When we wear a pencil skirt, we should feel a gentle hugging of fabric around our thighs and backside. If, when you put on the skirt, you see pull or stress marks across your thigh or crotch area, you need to size up. When you turn in the mirror, if the back vent (the open flap of fabric that allows you to walk) is pulling open, the skirt is too tight in the thighs. The vent should always sit flat and closed when your legs are together.

If you put the pencil skirt on and can twist the skirt on your body easily, you need to size down. If you can easily hold an inch of fabric on each side of your thighs, the skirt is shaped to be a little curvier than you are. You may also notice when you turn around that there is loose fabric around your lower backside and the tops of the backs of your thighs. There’s a simple fix to this and it’s an adjustment called a ‘slimming’ or ‘taking in’.

HOW TO FIX LOOSE THIGHS IN A PENCIL SKIRT

If the skirt is loose in the thigh and lower backside area, you’ll need the sides of the skirt slimmed. When you visit a tailor, you’ll put the skirt on, ensure it’s sitting at your high waist and let the tailor know you want the sides ‘slimmed’ or ‘taken in’, they’ll understand both terminologies. They’ll pin both sides of the hip area and may pin the centre back seam. If the fabric doesn’t have much stretch in it, ensure that once the garment is pinned that you can still walk normally.

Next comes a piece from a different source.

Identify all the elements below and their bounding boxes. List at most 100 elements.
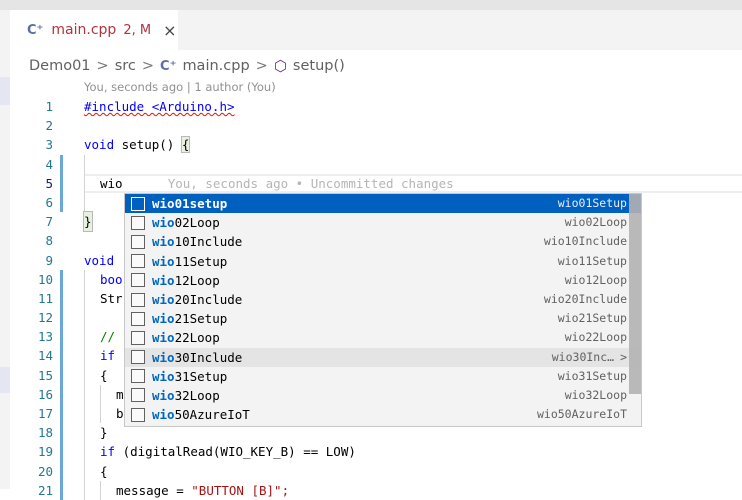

HOW LONG SHOULD A PENCIL SKIRT BE?

A classic pencil skirt should sit anywhere between the knee and mid-calf. Skirts that sit above the knee or thigh area may still come in a fitted pencil shape but are considered more of a mini skirt. If you are tall, beware of the back-vent positioning. The vent will open as you walk, and the split should not be sitting between your lower backside and upper thighs. The vent should be starting mid-thigh at the highest to ensure you don’t expose yourself as you walk. If you’re petite, ensure the skirt is ending just past the knee or on the upper half of your calf area, longer than this can make you appear shorter.

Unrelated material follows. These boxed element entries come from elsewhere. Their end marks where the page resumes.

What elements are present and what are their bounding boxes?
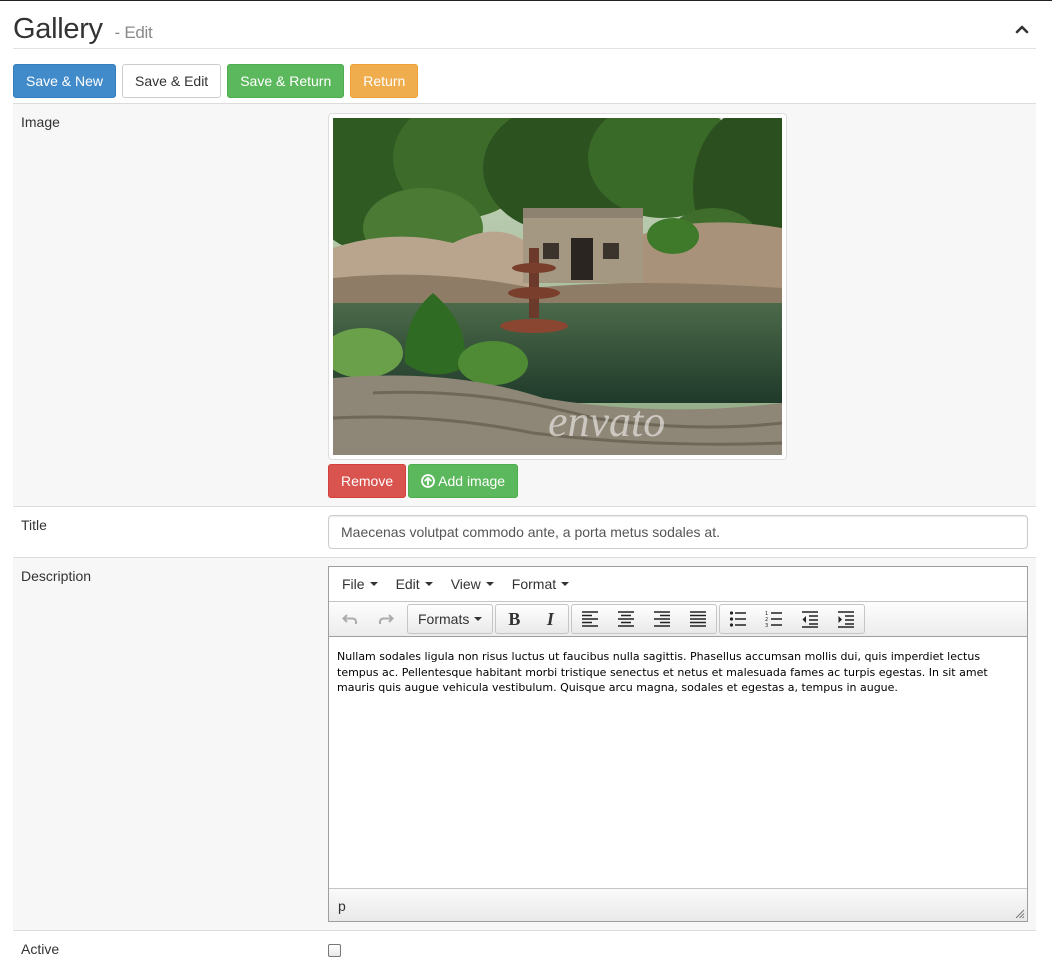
title-input[interactable] xyxy=(328,515,1028,549)
gallery-image: envato xyxy=(333,118,782,455)
add-image-label: Add image xyxy=(438,473,506,489)
description-row: Description File Edit View Format Format… xyxy=(13,557,1036,930)
form-actions: Save & New Save & Edit Save & Return Ret… xyxy=(13,64,419,98)
align-group xyxy=(571,604,718,634)
menu-view-label: View xyxy=(450,576,481,592)
editor-toolbar: Formats B I 1 2 3 xyxy=(329,601,1027,637)
caret-down-icon xyxy=(369,582,378,586)
menu-file[interactable]: File xyxy=(333,576,387,592)
list-group: 123 xyxy=(719,604,866,634)
menu-file-label: File xyxy=(342,576,365,592)
image-row: Image envato Remove Add image xyxy=(13,103,1036,506)
save-edit-button[interactable]: Save & Edit xyxy=(122,64,222,98)
align-left-icon[interactable] xyxy=(572,605,608,633)
editor-menubar: File Edit View Format xyxy=(329,567,1027,601)
menu-view[interactable]: View xyxy=(442,576,503,592)
gallery-edit-page: Gallery - Edit Save & New Save & Edit Sa… xyxy=(0,1,1052,976)
numbered-list-icon[interactable]: 123 xyxy=(756,605,792,633)
caret-down-icon xyxy=(561,582,570,586)
menu-edit[interactable]: Edit xyxy=(387,576,442,592)
resize-handle-icon[interactable] xyxy=(1015,909,1025,919)
page-title-text: Gallery xyxy=(13,13,103,45)
formats-label: Formats xyxy=(418,611,470,627)
svg-text:3: 3 xyxy=(765,623,768,628)
bullet-list-icon[interactable] xyxy=(720,605,756,633)
align-center-icon[interactable] xyxy=(608,605,644,633)
indent-icon[interactable] xyxy=(828,605,864,633)
title-label: Title xyxy=(21,517,47,533)
editor-content[interactable]: Nullam sodales ligula non risus luctus u… xyxy=(329,637,1027,888)
text-style-group: B I xyxy=(495,604,570,634)
formats-dropdown[interactable]: Formats xyxy=(408,605,492,633)
add-image-button[interactable]: Add image xyxy=(408,464,519,498)
remove-image-button[interactable]: Remove xyxy=(328,464,407,498)
save-new-button[interactable]: Save & New xyxy=(13,64,117,98)
active-label: Active xyxy=(21,941,60,957)
menu-edit-label: Edit xyxy=(395,576,420,592)
page-title: Gallery - Edit xyxy=(13,13,153,46)
chevron-up-icon[interactable] xyxy=(1014,21,1030,37)
editor-statusbar: p xyxy=(329,888,1027,921)
menu-format-label: Format xyxy=(511,576,557,592)
align-right-icon[interactable] xyxy=(644,605,680,633)
save-return-button[interactable]: Save & Return xyxy=(227,64,345,98)
formats-group: Formats xyxy=(407,604,494,634)
undo-icon[interactable] xyxy=(332,605,368,633)
active-checkbox[interactable] xyxy=(328,944,341,957)
active-row: Active xyxy=(13,930,1036,976)
element-path[interactable]: p xyxy=(338,898,346,914)
page-subtitle: - Edit xyxy=(114,23,153,42)
page-header: Gallery - Edit xyxy=(13,13,1036,49)
align-justify-icon[interactable] xyxy=(680,605,716,633)
redo-icon[interactable] xyxy=(368,605,404,633)
title-row: Title xyxy=(13,506,1036,557)
history-group xyxy=(331,604,405,634)
menu-format[interactable]: Format xyxy=(503,576,578,592)
description-label: Description xyxy=(21,568,92,584)
outdent-icon[interactable] xyxy=(792,605,828,633)
return-button[interactable]: Return xyxy=(350,64,419,98)
italic-icon[interactable]: I xyxy=(532,605,568,633)
upload-circle-icon xyxy=(421,474,436,488)
image-watermark: envato xyxy=(548,397,665,446)
caret-down-icon xyxy=(485,582,494,586)
rich-text-editor: File Edit View Format Formats B I 1 2 3 … xyxy=(328,566,1028,922)
caret-down-icon xyxy=(424,582,433,586)
bold-icon[interactable]: B xyxy=(496,605,532,633)
caret-down-icon xyxy=(474,617,483,621)
image-thumbnail: envato xyxy=(328,113,787,460)
image-actions: Remove Add image xyxy=(328,464,519,498)
image-label: Image xyxy=(21,114,60,130)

CAN I LET A PENCIL SKIRT OUT?

Generally, it’s better to take garments in than let them out as many brands don’t make clothing with enough seam allowance for adjustments. If you love the skirt but it’s too tight and it’s the last size, think about how much extra space you might need in the skirt then turn it inside out and look at the seams. Higher quality brands will have around 1.5 cm’s seam allowance on each seam so you could safely take the skirt out a half centimetre along each seam line. Dramatic upsizing often can’t be done and is very risky and expensive. It’s best to buy the fit a tiny bit bigger if you’re unsure and visit the tailor, than the other way around.

This fit guide is one of the first few of many fit guides that will feature on the blog. Have you got any items you struggle to fit properly?